Sinds 2006 maakt Nederland gebruik van derogatie om zo maximaal 250 kilo stikstof per hectare uit te kunnen rijden. De Europese Commissie heeft hieraan als voorwaarde gesteld dat de mestproductie niet boven het productieniveau van 2002 ligt. Dat betekent dat totaal maximaal 172,9 miljoen kilo fosfaat per jaar aan dierlijke mest mag worden geproduceerd. Deze uitzondering om meer dan de richtlijn te mogen produceren geldt tot eind 2017.
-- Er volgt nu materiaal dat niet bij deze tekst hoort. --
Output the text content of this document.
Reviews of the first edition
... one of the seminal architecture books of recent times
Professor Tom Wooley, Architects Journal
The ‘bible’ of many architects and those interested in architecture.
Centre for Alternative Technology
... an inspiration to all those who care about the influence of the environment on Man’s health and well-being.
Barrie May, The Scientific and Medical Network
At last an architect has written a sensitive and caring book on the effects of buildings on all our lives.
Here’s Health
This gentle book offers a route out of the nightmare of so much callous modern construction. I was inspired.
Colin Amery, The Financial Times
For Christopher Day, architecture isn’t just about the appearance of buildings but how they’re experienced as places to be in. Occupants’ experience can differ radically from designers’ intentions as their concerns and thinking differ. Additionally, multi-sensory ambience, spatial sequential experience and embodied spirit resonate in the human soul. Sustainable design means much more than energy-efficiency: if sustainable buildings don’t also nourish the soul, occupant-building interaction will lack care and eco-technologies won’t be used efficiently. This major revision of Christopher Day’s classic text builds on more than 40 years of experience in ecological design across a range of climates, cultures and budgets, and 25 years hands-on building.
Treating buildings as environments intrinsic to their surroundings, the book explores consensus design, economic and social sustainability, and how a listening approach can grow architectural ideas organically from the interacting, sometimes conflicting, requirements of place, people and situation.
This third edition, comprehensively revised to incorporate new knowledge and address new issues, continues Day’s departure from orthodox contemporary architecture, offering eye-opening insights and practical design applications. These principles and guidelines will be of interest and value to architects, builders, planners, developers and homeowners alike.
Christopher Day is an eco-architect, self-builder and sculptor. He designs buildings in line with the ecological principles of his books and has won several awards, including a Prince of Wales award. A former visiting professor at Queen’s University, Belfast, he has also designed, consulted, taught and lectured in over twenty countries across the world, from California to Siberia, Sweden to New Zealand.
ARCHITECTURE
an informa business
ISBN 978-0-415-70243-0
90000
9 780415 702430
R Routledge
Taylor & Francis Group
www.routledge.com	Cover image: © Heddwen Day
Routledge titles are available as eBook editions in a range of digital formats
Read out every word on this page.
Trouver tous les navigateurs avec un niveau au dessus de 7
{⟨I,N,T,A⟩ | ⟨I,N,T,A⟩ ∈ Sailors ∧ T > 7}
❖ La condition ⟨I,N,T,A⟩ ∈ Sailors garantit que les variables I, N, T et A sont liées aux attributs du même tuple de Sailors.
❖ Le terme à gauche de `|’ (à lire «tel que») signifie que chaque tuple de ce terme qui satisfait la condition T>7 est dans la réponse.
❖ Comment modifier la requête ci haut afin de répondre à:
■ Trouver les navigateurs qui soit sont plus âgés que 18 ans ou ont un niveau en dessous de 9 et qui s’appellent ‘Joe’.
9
In 2014 is het totale fosfaatplafond niet overschreden, maar wel het fosfaatplafond dat voor de melkveesector geldt. Dus heeft het kabinet halverwege 2014 een “Wetsvoorstel verantwoorde groei melkveehouderij” ingediend om zo de melkveesector te beteugelen. Ook is in 2016 een stelsel van “grondgebonden groei” ingevoerd, het kabinet lichtte toe bij deze Algemene Maatregel van Bestuur Grondgebonden groei melkveehouderij:
“Grondgebonden veehouders kunnen in belangrijke mate voorzien in hun eigen ruwvoer, hebben – in geval van een huiskavel van voldoende omvang – mogelijkheden om hun veestapel te weiden en hebben afzetmogelijkheden voor hun eigen mest. Grondgebondenheid kan daarmee een belangrijke bijdrage leveren aan de realisatie van duurzaamheidsdoelen in de melkveehouderij. Het maatschappelijke draagvlak voor grondloze melkveebedrijven en voor volledige grondloze uitbreiding neemt af.”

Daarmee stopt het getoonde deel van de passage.